Jason Haggerty is a visual artist based on the Gold Coast and is currently completing his honours year at Queensland College of Art, Gold Coast. The central concern of his research is the growth and rapid evolution of cyberspace, the ways in which intense streams of information are shifting the nature of human interaction, concepts of self, popular culture, social networks, advertising, and the duality of online and offline presence and the overlapping of online content into real life.  Utilising technology and new medias such as motion and body tracking, video, computer software, audio synthesisers and 3D modelling/printing, Jason’s practice challenges the conceived notions of art making, with installations and digital sculptures that place the viewer’s experience as paramount.


Hannah Smith makes work that stems from drawing. She creates installations, video, performance and sculptures that don’t care too much for formalism.
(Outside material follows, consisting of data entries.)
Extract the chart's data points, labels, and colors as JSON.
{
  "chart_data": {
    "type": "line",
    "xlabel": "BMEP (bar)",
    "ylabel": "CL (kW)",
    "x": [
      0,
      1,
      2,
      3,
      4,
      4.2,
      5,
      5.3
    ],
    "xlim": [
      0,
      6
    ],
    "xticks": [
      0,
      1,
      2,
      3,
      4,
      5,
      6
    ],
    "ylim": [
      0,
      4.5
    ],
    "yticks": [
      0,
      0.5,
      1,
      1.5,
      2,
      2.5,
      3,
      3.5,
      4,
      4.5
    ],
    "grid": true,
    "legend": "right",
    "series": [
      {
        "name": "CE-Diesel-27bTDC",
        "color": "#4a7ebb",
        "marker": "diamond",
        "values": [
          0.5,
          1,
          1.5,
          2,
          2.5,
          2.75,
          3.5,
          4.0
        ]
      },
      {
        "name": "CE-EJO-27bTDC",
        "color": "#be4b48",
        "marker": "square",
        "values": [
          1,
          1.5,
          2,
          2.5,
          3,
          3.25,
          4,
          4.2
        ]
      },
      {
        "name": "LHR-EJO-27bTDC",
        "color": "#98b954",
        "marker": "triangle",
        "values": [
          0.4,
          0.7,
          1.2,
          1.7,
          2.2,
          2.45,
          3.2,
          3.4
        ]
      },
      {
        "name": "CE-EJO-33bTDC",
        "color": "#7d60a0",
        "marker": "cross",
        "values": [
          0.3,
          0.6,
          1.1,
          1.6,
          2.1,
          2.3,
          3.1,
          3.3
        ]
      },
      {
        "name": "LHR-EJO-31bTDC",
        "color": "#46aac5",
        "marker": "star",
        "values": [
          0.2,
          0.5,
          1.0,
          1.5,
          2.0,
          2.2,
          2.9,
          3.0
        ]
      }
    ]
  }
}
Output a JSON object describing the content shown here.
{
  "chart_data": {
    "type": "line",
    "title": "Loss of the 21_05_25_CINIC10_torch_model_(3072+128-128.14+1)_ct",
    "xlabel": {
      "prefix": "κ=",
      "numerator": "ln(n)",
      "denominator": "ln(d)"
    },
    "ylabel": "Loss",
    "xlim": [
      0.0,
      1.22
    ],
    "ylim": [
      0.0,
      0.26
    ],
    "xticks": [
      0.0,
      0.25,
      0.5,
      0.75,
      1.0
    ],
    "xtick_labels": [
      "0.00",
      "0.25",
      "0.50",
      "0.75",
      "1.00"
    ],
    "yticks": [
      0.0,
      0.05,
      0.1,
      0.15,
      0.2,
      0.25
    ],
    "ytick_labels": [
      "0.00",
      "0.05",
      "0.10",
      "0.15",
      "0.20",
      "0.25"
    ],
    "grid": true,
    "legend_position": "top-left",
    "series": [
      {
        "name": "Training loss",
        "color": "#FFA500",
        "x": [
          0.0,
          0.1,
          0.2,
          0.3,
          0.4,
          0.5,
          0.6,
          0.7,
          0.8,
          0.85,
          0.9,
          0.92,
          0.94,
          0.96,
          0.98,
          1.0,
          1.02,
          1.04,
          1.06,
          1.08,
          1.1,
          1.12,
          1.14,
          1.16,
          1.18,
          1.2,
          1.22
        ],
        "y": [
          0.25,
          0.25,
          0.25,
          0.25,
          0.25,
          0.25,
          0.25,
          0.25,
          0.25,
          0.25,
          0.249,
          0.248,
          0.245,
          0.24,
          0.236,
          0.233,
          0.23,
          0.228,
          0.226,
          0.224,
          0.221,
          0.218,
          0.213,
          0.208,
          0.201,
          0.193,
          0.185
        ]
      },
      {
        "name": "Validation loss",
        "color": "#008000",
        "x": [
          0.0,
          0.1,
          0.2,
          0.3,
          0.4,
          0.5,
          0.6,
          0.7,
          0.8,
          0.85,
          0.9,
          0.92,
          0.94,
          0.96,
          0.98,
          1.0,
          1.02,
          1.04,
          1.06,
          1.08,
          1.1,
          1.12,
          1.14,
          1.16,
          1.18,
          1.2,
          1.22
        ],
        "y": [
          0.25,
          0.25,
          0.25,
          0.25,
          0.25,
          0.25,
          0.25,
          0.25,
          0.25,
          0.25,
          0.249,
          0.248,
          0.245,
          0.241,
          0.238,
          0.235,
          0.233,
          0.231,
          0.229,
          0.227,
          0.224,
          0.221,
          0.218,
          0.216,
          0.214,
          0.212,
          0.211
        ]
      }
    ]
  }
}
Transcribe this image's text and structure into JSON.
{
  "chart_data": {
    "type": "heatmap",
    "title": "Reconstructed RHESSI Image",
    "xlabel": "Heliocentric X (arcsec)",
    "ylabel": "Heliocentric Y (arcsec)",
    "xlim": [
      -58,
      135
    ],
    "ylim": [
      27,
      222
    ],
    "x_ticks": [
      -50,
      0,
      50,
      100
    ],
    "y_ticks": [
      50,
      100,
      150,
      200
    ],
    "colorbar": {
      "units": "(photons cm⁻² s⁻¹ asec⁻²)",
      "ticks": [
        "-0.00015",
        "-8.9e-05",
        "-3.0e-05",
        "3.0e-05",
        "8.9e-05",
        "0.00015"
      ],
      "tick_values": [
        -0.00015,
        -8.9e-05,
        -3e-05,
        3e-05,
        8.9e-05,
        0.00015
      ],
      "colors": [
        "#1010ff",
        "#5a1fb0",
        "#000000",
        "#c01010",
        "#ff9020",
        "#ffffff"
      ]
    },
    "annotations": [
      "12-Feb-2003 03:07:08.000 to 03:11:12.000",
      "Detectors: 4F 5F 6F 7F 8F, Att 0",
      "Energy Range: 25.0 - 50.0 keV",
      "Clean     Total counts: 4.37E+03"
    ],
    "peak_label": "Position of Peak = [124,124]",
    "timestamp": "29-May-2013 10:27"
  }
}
Using punk as an analogy in her practice, her work investigates DIY ethics and performative methods through direct and immediate actions. Hannah completed a Bachelor of Fine Art at the Queensland College of Arts in 2009, and completed the Master of Contemporary Art program at VCA in 2013. She has been shortlisted for the The 2013 Substation Contemporary Art Prize, (The Substation, Newport), and The 2013 Luminescence Art Award, (Hotel Windsor). Recent exhibitions include Transpondence, (Good Times Studios) and DUDPROJECT #1.1: Failure Works, (Dud Space). In her current work, Hannah has been examining awkward relationships of sentimentality within the intrinsic value of ownership and music materiality.